J’étais sensible à l’idée de rappeler qu’il y a toujours des gens en faveur de la paix, et quantité d’actes héroïques dont ne parlent pas les médias. Elena Balzamo les évoque dans son essai Zigzags (duquel est parti ce recueil Résistance(s)) : cette femme qui écrit « non à la guerre » dans la neige d’un jardin public et se fait aussitôt embarquer, celle qui repeint sa clôture aux couleurs de l’Ukraine, ces dames bras dessus bras dessous qui portent chacune un manteau bleu et jaune… Société civile ou actes isolés ? Notre visibilité est quasi nulle, surtout avec la disparition de figure fédératrice comme Alexeï Navalny et le durcissement de la censure. Que pense vraiment la majorité des Russes ? Difficile de savoir, mais il y aura toujours des gens qui résistent. Muselés à l’intérieur et parfois ostracisés à l’étranger en raison de leur appartenance au pays belligérant, ils sont pris en tenaille.

Le (s) de Résistance (s) défend l’idée qu’il n’y a pas une seule manière de lutter, ni même une bonne. Il rappelle aussi la polysémie du mot qui peut être « résister » au sens de « refuser de lâcher prise », « s’accrocher à ». Le champ est ouvert, ce qui est à mon sens l’idée même de la poésie.
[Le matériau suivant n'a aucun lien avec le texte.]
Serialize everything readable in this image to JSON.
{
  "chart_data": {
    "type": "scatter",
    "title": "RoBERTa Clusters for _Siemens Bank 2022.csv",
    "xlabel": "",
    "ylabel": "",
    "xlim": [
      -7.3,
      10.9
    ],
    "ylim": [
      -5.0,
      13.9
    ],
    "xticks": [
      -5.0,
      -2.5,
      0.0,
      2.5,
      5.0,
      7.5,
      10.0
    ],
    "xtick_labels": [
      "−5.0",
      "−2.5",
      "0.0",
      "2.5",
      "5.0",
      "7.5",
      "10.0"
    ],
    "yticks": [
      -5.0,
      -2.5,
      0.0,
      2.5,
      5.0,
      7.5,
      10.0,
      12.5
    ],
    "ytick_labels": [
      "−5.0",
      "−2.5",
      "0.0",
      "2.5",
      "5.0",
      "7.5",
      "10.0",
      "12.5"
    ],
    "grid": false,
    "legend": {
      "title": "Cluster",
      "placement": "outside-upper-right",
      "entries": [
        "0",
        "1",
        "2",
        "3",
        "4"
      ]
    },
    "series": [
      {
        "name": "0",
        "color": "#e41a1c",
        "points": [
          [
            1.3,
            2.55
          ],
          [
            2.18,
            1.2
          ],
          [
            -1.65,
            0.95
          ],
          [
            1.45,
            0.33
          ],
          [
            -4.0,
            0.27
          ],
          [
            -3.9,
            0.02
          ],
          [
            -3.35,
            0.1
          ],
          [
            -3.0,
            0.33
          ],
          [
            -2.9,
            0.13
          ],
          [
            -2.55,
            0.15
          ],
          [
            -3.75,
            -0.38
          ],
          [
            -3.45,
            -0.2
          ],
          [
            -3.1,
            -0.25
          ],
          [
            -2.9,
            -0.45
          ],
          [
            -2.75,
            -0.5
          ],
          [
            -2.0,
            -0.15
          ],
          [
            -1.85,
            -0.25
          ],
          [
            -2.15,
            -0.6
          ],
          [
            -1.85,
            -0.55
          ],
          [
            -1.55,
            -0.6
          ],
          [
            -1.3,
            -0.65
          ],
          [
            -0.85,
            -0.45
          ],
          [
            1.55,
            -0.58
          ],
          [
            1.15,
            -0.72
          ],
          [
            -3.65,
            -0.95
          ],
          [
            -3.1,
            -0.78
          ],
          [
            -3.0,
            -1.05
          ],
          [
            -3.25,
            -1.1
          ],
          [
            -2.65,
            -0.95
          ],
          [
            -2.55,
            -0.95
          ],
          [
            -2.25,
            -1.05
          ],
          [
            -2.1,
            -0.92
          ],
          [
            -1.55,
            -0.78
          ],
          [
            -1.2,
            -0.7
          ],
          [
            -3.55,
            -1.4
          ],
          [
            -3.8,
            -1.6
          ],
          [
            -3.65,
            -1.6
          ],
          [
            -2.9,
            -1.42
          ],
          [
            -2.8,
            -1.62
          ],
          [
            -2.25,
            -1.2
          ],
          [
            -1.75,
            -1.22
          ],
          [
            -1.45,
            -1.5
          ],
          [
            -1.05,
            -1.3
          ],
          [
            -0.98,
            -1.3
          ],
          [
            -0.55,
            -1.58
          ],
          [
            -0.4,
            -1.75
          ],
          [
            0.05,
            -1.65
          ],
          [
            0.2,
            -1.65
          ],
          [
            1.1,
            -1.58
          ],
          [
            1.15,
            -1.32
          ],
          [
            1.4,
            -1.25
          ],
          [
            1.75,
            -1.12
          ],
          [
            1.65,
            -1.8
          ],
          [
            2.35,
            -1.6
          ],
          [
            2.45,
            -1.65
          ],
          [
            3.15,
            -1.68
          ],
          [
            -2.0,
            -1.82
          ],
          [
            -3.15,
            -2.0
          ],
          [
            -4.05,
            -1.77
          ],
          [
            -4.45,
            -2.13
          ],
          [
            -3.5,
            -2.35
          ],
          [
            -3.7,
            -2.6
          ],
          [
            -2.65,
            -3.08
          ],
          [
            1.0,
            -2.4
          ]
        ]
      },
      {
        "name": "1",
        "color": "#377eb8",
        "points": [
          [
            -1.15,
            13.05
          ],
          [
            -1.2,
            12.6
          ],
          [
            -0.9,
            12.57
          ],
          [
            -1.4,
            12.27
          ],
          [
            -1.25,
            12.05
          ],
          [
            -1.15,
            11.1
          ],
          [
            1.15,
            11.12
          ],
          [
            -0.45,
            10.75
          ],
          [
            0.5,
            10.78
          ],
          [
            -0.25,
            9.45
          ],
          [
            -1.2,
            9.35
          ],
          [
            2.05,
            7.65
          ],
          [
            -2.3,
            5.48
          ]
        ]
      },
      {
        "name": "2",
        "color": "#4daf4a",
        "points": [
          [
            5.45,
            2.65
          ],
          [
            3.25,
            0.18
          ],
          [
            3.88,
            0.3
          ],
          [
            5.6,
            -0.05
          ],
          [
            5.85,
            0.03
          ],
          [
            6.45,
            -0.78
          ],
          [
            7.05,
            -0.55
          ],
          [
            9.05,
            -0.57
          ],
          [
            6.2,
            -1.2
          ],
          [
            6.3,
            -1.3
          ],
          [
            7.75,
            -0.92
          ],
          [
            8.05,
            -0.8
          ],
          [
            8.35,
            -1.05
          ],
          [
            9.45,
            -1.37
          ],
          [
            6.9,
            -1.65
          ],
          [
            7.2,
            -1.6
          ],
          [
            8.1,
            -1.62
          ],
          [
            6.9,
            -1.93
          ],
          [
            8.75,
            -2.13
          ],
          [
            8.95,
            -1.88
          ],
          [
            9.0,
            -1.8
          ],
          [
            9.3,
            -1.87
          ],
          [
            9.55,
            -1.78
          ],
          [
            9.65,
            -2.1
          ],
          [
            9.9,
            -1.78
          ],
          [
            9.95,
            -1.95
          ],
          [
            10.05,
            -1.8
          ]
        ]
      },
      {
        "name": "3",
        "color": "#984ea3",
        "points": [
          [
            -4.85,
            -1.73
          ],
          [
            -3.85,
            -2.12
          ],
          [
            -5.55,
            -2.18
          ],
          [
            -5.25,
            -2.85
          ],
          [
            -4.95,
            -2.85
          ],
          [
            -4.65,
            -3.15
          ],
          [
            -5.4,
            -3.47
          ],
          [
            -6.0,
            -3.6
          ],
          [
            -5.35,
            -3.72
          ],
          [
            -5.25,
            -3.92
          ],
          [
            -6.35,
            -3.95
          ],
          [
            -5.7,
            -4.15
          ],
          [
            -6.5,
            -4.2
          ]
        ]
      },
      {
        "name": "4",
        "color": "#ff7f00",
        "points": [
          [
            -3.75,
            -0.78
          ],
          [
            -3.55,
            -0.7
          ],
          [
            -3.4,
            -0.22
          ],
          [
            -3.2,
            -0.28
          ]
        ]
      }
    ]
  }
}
La plupart de ces poètes et poétesses vivent à l’étranger, ou sont en prison en Russie. La poésie dérange-t-elle toujours les systèmes totalitaires ?

États-Unis, Géorgie, Allemagne… Plusieurs sont à l’étranger et/ou estampillés « agents de l’étranger » — ce qui veut dire que le rédacteur ou l’éditeur qui les publient doit mentionner « agent de l’étranger » sous peine d’amende. Ils subissent  aussi toutes sortes de rétorsions financières, (comme l’impossibilité de toucher leur loyer moscovite par exemple). Le cas le plus dramatique du recueil reste celui d’Evguenia Berkovitch. Metteuse en scène, homosexuelle et mère de deux filles adoptées (auxquelles elle fait allusion dans sa plaidoirie, dont des extraits sont reproduits), elle a été condamnée à six ans de prison. Alors que nous mettions en page le recueil, la sentence n'était pas encore tombée. J’ai dû la corriger dans l’index avant qu’il ne soit imprimé. Sa plume, dans sa sobriété, émeut : 

À huit heures, il fait déjà clair

À huit heures, il fait déjà jour

Et la neige fondra, c’est certain,

La clarté de sa patte chaude

Pourra se frayer un chemin,

Ce sera le printemps. Et ça,

Nul ne saurait l’interdire.

La libre expression est toujours la bête noire des systèmes totalitaires. La poésie est sans doute particulièrement « dangereuse » parce qu’elle s’adresse aux sens, au subconscient, aux émotions. En outre, elle peut facilement se mémoriser (davantage qu’un roman) et circuler. Paradoxalement, la Russie respecte la poésie ; par ses sanctions, elle reconnaît son pouvoir. On emprisonne les poètes, là ou ailleurs,peut-être, il n’y aurait qu’indifférence ou condescendance (que peuvent quelques vers ?).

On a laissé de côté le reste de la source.